NS-21’s members include Mexican-born Katya Echazarreta, a YouTube personality who has worked for NASA’s Jet Propulsion Laboratory; 28-year-old Victor Correa Hespanha, a civil production engineer from Brazil who secured the seat by purchasing a space NFT; and Jaison Robinson, founder of JJM Investments, and former player on the US National Water Polo Team and finalist on “Survivor: Palau.” Pilot Hamish Harding, also on the crew, set the global circumnavigation record in a Gulfstream business jet.
This crew also has financial heavyweights Evan Dick, managing member of Dick Holdings, and Victor Vescovo, founder of Insight Equity. Dick, an ATP-rated pilot, flew on Blue Origin’s NS-19 on December 11, 2021, and Vescovo, who has flown fighter jets, has explored the deepest parts of the world’s oceans in his research vessel DSV Limiting Factor. Last year, Vescovo brought Harding on one of his undersea trips into the Challenger Deep. The NS-21 mission will make them the first duo to go into space after the deep dive.
“The thing I’m most excited about is seeing the view,” said Vescovo. “I’ve been to the top of Everest and kind of saw the curvature of the Earth, but it’s nothing like I expect to see on this mission.”
Vescovo told Robb Report earlier that after his deep-sea exploration days wind down aboard Limiting Factor and his Triton submarine, Pressure Drop, he plans to move to space. This will be his first venture, albeit a brief 13-minute one, to the Kármán Line. At an altitude of 100 kilometers, it’s generally viewed as the dividing line between the Earth’s atmosphere and space.
Because of confidentiality agreements, Vescovo can’t reveal many details of the flight, but said one included having to “watch his weight,” and keep below 185 lbs. because the New Shepard rocket is “payload dependent.”
“We’ll do some training at Blue Origin’s facility in Van Horn, Texas,” said Vescovo, “It will be about familiarizing ourselves with the safety systems of the capsule if something goes wrong.” The submariner said his multiple voyages on Pressure Drop were good preparation for the tight confines of the space capsule.
“I’ve already received training to experience Zero-G [gravity] on parabolic flights,” said Vescovo. “And I’ve been to places that are extremely hostile to human life, so this won’t be totally new to me.”

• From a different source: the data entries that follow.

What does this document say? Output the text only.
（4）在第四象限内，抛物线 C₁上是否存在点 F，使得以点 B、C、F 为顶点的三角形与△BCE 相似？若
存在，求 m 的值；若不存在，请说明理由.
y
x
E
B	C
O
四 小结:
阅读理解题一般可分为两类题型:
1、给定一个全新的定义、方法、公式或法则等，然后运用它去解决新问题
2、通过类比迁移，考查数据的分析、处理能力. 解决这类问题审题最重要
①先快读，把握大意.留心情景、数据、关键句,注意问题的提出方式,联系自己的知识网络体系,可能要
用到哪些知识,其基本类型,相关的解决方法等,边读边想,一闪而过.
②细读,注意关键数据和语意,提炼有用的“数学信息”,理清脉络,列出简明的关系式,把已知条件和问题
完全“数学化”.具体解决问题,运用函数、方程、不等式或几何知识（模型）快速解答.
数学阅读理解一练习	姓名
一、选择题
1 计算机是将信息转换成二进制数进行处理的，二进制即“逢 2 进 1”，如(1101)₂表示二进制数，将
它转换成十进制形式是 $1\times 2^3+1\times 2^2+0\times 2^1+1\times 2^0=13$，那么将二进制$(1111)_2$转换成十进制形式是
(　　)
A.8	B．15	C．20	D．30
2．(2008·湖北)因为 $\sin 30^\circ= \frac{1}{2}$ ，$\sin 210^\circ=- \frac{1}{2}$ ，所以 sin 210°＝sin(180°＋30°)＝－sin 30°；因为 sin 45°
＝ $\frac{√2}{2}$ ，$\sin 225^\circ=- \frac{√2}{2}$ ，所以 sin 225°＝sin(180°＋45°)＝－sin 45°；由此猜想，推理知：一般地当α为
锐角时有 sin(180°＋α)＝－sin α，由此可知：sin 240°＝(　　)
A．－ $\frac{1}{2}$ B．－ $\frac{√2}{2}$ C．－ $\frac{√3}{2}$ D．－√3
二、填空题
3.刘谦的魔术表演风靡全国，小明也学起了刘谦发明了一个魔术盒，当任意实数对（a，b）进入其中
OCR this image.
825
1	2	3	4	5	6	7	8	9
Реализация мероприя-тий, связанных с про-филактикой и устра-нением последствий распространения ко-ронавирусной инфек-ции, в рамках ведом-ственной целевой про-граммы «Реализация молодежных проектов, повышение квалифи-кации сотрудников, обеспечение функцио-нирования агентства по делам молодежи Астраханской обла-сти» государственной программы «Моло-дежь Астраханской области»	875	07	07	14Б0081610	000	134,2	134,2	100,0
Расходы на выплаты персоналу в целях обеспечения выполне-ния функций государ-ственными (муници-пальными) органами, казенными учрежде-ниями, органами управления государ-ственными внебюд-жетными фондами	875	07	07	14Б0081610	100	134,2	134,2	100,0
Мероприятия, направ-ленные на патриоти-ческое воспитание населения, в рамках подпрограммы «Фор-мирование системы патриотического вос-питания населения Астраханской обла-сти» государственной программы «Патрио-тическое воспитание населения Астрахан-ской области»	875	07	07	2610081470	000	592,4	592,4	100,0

Vescovo compares his voyages to the deepest parts of the ocean and the edge of space as yin and yang. “They’re two sides of the same coin,” he says. “The deep-diving is highly technical, slow and very peaceful, where the rocket flight will be, from what I’m told, a very violent and fast sensation. One is no less than the other.”
The Texas-based adventurer also addressed the financial inequity of the first space-tourism flights. “I understand the viewpoint that only people like myself are going into space,” he says. “But these are very early days like the first years of aviation. The launchers like Blue Origin, Virgin Galactic and SpaceX will get better and better at this and this funding now will help move the experience curve so it’s more affordable. I’m trying to contribute to the early adoption phase.”
Vescovo, like the other crew of NS-21, will also be living out their childhood dreams of going into space, even if it’s just for ten minutes. Blue Origin said it would provide updates on the new launch date once available.